Home>

We would appreciate it if you could give us an idea of ​​how to search for unexpected data in the data frame.

For example, if there is a small number of string type data in a column that would originally be composed of numeric type,
How can you extract that data?

df.dtypesCheck the data type of each column from, and it is not int type but object type,
I checked the original data directly and found unnatural data.

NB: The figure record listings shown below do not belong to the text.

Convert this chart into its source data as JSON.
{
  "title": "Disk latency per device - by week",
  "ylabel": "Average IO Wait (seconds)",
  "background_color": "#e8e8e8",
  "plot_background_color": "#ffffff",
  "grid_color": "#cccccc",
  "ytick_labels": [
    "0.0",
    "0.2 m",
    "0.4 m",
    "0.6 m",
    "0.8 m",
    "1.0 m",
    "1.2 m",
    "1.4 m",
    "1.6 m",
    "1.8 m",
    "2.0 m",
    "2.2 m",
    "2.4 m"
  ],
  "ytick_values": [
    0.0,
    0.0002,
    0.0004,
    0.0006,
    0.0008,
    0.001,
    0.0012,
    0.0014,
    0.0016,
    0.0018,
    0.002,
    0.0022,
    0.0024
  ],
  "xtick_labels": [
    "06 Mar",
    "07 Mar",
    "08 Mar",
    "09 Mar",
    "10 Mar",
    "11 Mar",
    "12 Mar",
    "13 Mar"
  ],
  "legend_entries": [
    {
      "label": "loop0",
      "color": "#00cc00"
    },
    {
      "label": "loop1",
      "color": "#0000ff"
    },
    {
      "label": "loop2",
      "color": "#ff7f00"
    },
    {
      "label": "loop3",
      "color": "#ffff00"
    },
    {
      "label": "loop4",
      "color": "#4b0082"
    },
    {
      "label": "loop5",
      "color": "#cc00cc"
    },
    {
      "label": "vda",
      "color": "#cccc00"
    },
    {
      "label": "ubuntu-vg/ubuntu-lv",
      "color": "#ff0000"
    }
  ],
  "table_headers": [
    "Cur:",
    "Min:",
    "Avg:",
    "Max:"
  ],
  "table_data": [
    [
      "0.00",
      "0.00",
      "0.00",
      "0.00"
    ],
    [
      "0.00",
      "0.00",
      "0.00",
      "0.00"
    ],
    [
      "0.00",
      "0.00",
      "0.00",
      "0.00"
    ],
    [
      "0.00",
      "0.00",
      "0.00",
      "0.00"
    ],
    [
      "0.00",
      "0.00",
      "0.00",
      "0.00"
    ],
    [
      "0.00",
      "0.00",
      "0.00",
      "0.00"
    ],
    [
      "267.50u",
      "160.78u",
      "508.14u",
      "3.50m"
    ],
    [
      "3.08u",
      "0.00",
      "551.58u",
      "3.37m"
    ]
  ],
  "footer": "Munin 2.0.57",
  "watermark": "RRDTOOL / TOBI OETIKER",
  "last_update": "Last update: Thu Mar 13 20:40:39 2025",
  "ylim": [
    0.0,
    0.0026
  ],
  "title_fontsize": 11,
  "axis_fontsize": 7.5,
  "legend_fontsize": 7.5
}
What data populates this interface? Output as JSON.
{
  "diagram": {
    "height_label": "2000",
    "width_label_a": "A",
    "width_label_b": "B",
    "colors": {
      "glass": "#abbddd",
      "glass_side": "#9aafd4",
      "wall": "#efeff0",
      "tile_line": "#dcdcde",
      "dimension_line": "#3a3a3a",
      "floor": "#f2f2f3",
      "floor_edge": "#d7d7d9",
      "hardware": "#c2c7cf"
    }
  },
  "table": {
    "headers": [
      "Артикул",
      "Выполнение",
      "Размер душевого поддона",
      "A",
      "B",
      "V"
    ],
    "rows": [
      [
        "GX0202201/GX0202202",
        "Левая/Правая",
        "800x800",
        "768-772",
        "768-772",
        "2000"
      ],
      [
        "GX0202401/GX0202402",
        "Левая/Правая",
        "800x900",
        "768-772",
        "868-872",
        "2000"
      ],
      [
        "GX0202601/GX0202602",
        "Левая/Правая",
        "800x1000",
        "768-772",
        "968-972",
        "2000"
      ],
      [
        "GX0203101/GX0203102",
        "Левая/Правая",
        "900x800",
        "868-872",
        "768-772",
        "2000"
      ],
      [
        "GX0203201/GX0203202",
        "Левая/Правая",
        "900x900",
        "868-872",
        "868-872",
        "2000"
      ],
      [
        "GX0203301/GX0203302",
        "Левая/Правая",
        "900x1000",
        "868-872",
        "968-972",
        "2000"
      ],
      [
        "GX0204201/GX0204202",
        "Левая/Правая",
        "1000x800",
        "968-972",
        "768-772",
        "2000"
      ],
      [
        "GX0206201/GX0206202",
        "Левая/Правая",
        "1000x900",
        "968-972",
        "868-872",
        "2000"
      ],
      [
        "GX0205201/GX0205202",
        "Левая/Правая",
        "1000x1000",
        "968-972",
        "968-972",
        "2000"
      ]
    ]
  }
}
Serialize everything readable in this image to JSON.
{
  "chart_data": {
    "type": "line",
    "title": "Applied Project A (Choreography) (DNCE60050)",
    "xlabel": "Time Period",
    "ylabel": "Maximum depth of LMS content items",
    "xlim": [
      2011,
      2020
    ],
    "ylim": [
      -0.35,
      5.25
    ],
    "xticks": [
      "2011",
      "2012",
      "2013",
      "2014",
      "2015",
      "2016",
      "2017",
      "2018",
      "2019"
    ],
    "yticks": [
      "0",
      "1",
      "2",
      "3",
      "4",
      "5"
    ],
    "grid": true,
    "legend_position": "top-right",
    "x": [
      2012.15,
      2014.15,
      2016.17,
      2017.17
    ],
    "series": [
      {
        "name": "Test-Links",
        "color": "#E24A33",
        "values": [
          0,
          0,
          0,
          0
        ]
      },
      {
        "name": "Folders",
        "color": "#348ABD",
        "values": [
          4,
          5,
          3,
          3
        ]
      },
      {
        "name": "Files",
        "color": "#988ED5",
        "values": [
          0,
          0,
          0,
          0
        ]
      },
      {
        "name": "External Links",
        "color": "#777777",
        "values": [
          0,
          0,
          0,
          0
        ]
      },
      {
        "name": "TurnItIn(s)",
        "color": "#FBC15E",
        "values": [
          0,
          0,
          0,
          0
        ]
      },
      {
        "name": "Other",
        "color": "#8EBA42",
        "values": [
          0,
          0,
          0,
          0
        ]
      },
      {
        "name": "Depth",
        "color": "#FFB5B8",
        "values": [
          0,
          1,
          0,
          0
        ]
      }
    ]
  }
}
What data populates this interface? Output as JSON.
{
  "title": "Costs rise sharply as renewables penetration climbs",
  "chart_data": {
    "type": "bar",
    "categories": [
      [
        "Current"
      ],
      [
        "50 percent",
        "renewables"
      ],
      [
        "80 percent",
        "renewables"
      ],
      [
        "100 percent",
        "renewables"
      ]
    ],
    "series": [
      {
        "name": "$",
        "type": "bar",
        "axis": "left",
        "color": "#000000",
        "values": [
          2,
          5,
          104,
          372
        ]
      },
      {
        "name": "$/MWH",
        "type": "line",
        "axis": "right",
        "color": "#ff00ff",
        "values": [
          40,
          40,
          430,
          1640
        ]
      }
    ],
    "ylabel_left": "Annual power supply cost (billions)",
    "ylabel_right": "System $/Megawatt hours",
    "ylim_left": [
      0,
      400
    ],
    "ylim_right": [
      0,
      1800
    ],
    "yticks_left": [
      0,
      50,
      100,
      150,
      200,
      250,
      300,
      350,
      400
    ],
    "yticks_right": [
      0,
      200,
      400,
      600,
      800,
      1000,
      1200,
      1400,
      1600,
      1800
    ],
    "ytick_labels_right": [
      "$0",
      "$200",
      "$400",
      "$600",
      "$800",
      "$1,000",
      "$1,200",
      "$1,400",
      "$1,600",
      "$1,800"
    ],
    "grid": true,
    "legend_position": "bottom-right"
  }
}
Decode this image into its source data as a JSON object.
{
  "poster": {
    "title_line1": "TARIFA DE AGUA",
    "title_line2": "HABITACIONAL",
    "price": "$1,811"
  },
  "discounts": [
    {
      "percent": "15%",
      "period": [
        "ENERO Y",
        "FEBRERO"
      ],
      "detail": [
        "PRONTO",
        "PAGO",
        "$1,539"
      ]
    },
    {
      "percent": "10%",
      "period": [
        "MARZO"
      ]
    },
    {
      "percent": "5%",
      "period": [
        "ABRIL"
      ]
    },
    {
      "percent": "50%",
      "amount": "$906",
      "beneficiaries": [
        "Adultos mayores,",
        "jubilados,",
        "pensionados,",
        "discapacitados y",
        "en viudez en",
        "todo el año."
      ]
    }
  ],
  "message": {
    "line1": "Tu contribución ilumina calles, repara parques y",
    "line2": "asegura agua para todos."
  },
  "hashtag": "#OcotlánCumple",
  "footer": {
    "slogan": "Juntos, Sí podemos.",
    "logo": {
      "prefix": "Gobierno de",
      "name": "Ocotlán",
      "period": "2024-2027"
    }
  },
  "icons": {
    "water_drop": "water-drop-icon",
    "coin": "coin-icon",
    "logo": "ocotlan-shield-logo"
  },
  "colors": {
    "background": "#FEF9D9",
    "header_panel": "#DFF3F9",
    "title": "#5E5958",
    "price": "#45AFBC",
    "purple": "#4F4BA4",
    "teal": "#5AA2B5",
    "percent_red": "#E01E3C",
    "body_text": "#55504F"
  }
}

I would like to see the corresponding lines and data in the code.
Excuse me, but I would like to ask you to teach. Thanks for your cooperation.

  • Answer # 1

    The original CSV assumes that the first row is the header column.
    The following assumes that all data formats to be changed are numbers.

    import pandas as pd
    df_org = pd.read_csv ('data1.csv', header = 0)
    # Of the read csv, replace the missing value data with a character string on purpose. If you don't want to include missing values ​​in "strange values", you can just set this line to df_src = df_org.
    df_src = df_org.fillna ('__ NA__')
    #Convert data to numbers.
    cols = df_src.columns
    df_dest = df_src [cols] .apply (pd.to_numeric, errors ='coerce')
    # Create a data frame where the data position that was a "funny value" is True, and the data position that was normally captured as a numerical value is False.
    df_chk = df_dest.isna ()
    print (df_chk)
    # Display the result applied to the original data frame.
    print (df_src [df_chk])

    From the above
    Cells that were not successfully populated (ie, "strange values")
    df_src [df_chk]
    Can be referenced as non-NaN data.
    However__NA__Indicates cells that had no data in the original CSV.

  • Answer # 2

    How about converting to int type with astype () and determining that non-numeric data is included when an error occurs?